The Helmholtz-Hodge decomposition can be made unique by imposing additional constraints on $f$ and $\psi$ [4]. The standard constraints are: (1) $f$ is zero on the boundary of the unit ball, (2) the normal component of $\psi$ on the boundary is zero, and (3) $\psi$ is divergence-free.

The Helmholtz-Hogde decomposition is an important tool in fluid dynamics, as it is used for flow visualization (when the fluid is compressible), in CFD simulations (to impose the imcompressibility condition), and topological analysis. A survey of applications is available here [2].

We start with the following vector field:

v = ballfunv(@(x,y,z) cos(x.*y).*z,@(x,y,z)sin(x.*z),@(x,y,z)y.*z);
clf, quiver( v )

Ballfun has a command HelmholtzDecomposition that computes the Helmholtz-Hodge decomposition of a vector field. In the command lines below, $P_\psi$ and $T_\psi$ stand for the poloidal and toroidal scalars of the divergence-free vector field $\psi$.

[f, Ppsi, Tpsi, phi] = HelmholtzDecomposition( v );

The curl-free component is equal to $\nabla f$:

quiver( grad( f ) ), title('Curl-free component of v')

We confirm that this component is curl-free:

norm( curl( grad( f ) ) )
ans =
     1.979683513296762e-13

We plot the harmonic component of $v$ below

quiver( grad( phi ) ), title('Harmonic component of v')

We check the harmonicity of this component:

norm( laplacian( grad( phi ) ) )
ans =
     2.335397241909186e-09

The divergence-free component $\psi$ can be computed from its poloidal and toroidal scalars:

psi = ballfunv.PT2ballfunv(Ppsi, Tpsi);
quiver( curl( psi ) ), title('Divergence-free component of v')

By vector identities this component is divergence-free:

norm( div( curl( psi ) ) )
ans =
     3.741159555859145e-11

Here is a plot of each component of the decomposition.

subplot(2,2,1)
quiver( v ), title('Vector field')
subplot(2,2,2)
quiver( grad(f) ), title('Curl-free')
subplot(2,2,3)
quiver( curl(psi) ), title('Divergence-free')
subplot(2,2,4)
quiver( grad(phi) ), title('Harmonic')

As a sanity check we confirm that the decomposition has been successful:

w = grad( f ) + curl( psi ) + grad( phi );
norm( v - w )
ans =
     4.455283034067034e-12

References

[1] G. Backus, Poloidal and toroidal fields in geomagnetic field modeling, Reviews of Geophysics, 24 (1986), pp. 75-109.

[2] H. Bhatia, G. Norgard, V. Pascucci, and P.-T. Bremer, The Helmholtz-Hodge decomposition--a survey, IEEE Trans. Vis. Comput. Graphics, 19 (2013), pp. 1386-1404.
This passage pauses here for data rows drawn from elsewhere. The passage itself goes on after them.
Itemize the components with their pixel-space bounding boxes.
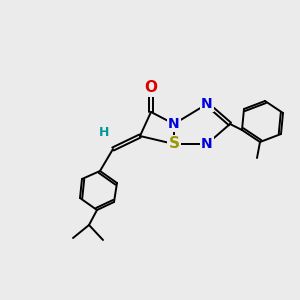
Text: N: N <box>201 97 213 111</box>
Text: N: N <box>201 137 213 151</box>
Text: H: H <box>99 127 109 140</box>
Text: S: S <box>169 136 179 152</box>
Text: N: N <box>168 117 180 131</box>
Text: O: O <box>145 80 158 95</box>
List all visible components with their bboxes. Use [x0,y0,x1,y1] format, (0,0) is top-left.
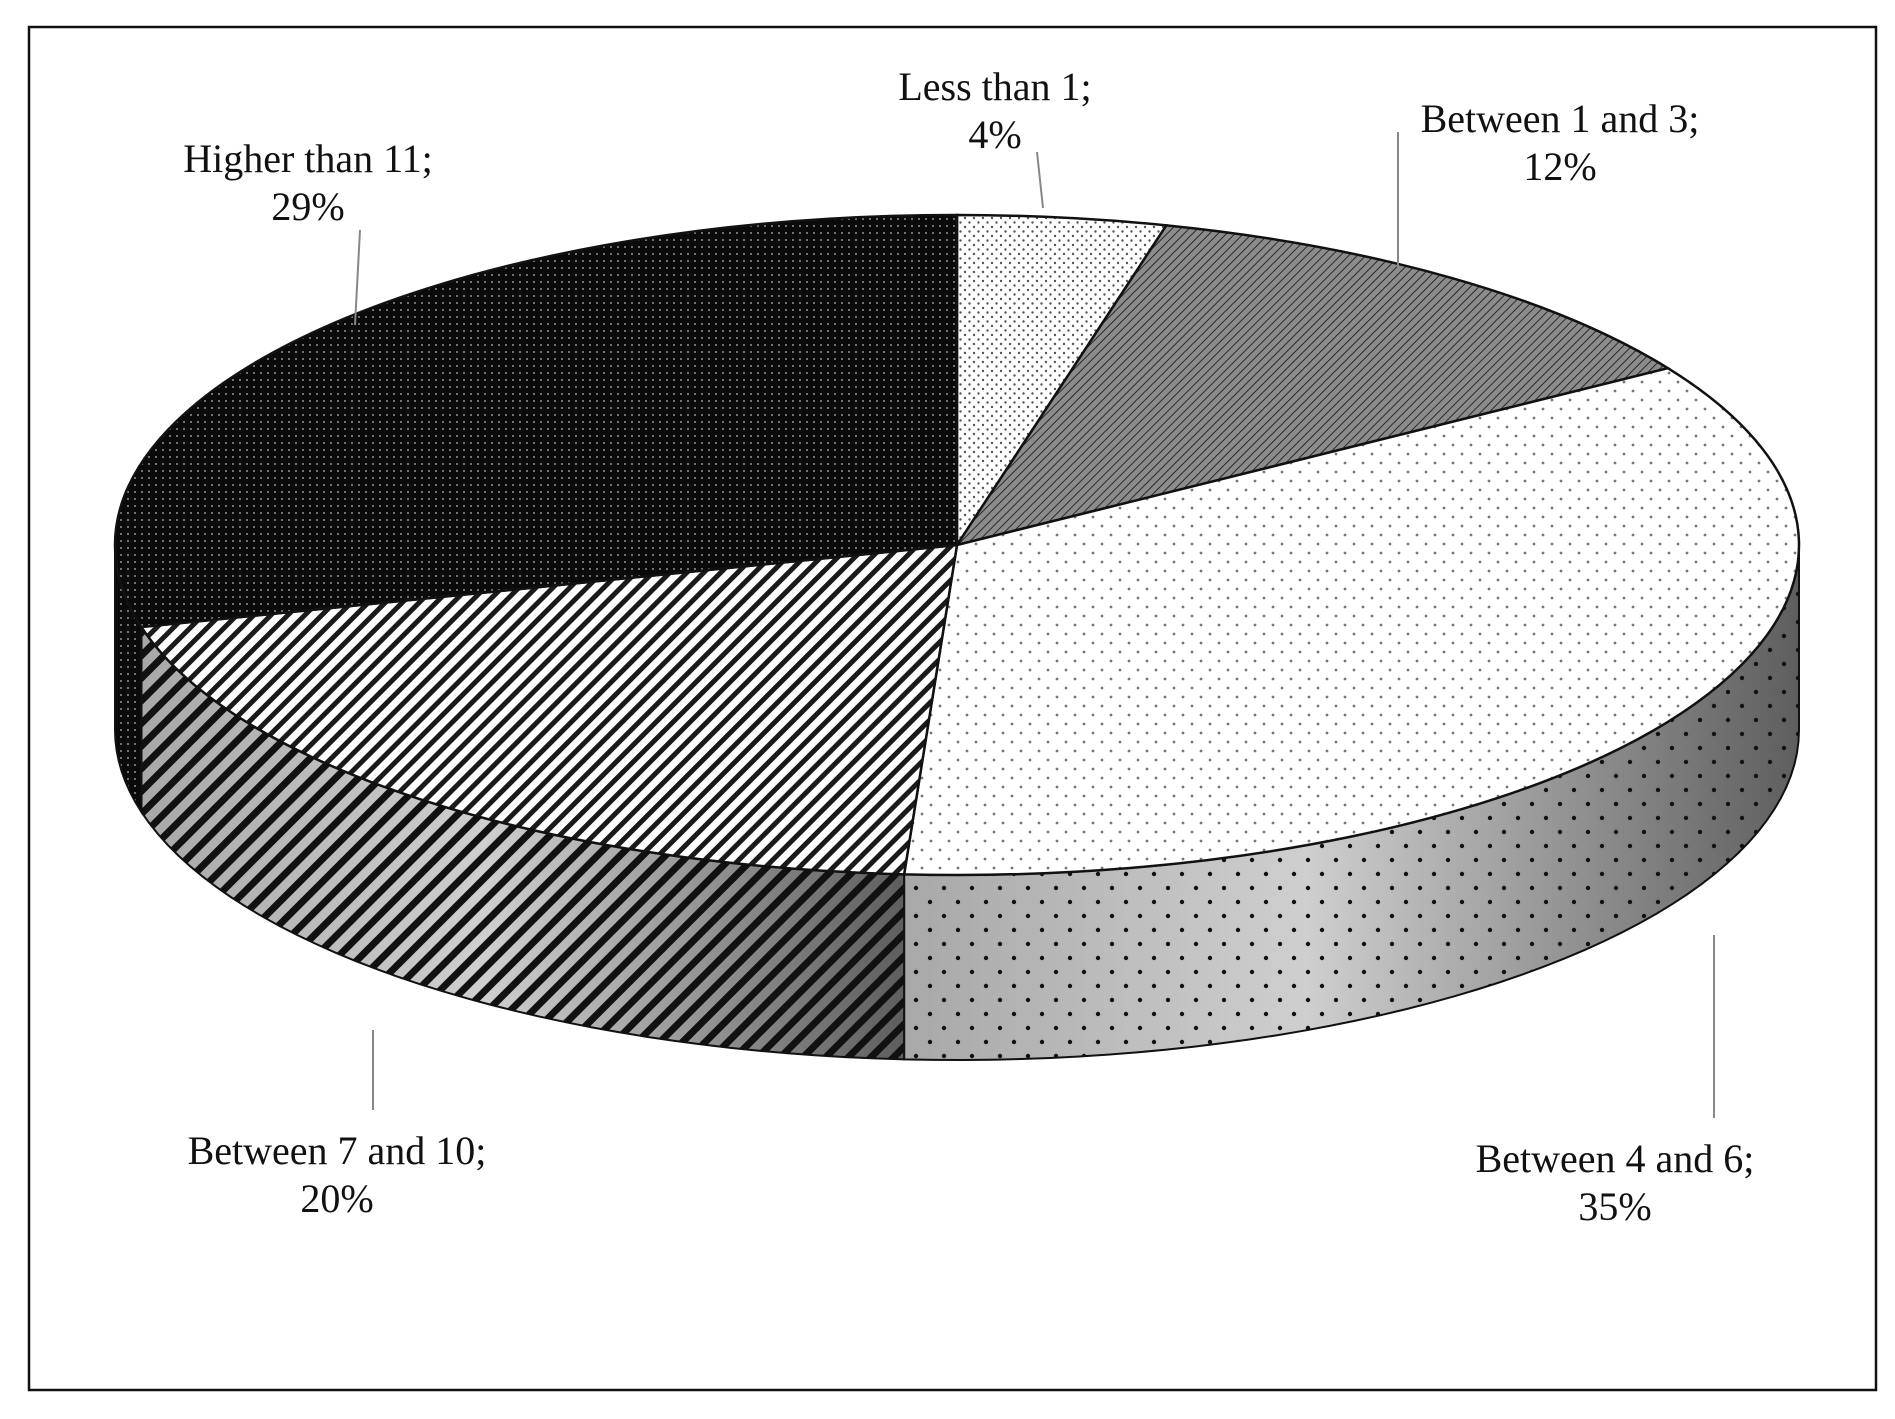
pie-side-walls [114,544,1800,1061]
slice-value-between-1-and-3: 12% [1523,144,1596,189]
slice-label-between-4-and-6: Between 4 and 6; [1476,1136,1755,1181]
slice-between-7-and-10 [139,543,959,876]
slice-between-1-and-3 [954,224,1672,547]
label-leader-lines [354,132,1715,1118]
slice-label-between-7-and-10: Between 7 and 10; [188,1128,487,1173]
slice-label-between-1-and-3: Between 1 and 3; [1421,96,1700,141]
slice-value-higher-than-11: 29% [271,184,344,229]
slice-value-less-than-1: 4% [968,112,1021,157]
slice-less-than-1 [955,213,1169,550]
leader-line-higher-than-11 [354,229,361,326]
slice-value-between-7-and-10: 20% [300,1176,373,1221]
leader-line-less-than-1 [1036,151,1044,209]
pie-top-faces [113,213,1801,877]
slice-higher-than-11 [113,213,959,629]
slice-label-less-than-1: Less than 1; [898,64,1091,109]
slice-label-higher-than-11: Higher than 11; [183,136,433,181]
slice-labels: Less than 1;4% Between 1 and 3;12% Between… [183,64,1754,1229]
slice-value-between-4-and-6: 35% [1578,1184,1651,1229]
slice-between-4-and-6 [902,366,1801,877]
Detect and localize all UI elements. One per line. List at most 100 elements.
[3] N. Boulle, and A. Townsend, Computing with functions on the ball, in preparation.

[4] Y. Tong, S. Lombeyda, A. Hirani, and M. Desbrun, Discrete multiscale vector field decomposition, ACM Trans. Graphics, 22 (2003), pp. 445-452.

[5] A. Townsend, H. Wilber, and G. Wright, Computing with functions in spherical and polar geometries I. The sphere, SIAM Journal on Scientific Computing, 38 (2016), pp. C403-C425.

[6] H. Wilber, A. Townsend, and G. Wright, Computing with functions in spherical and polar geometries II. The disk, SIAM Journal on Scientific Computing, 39 (2017), pp. C238-C262.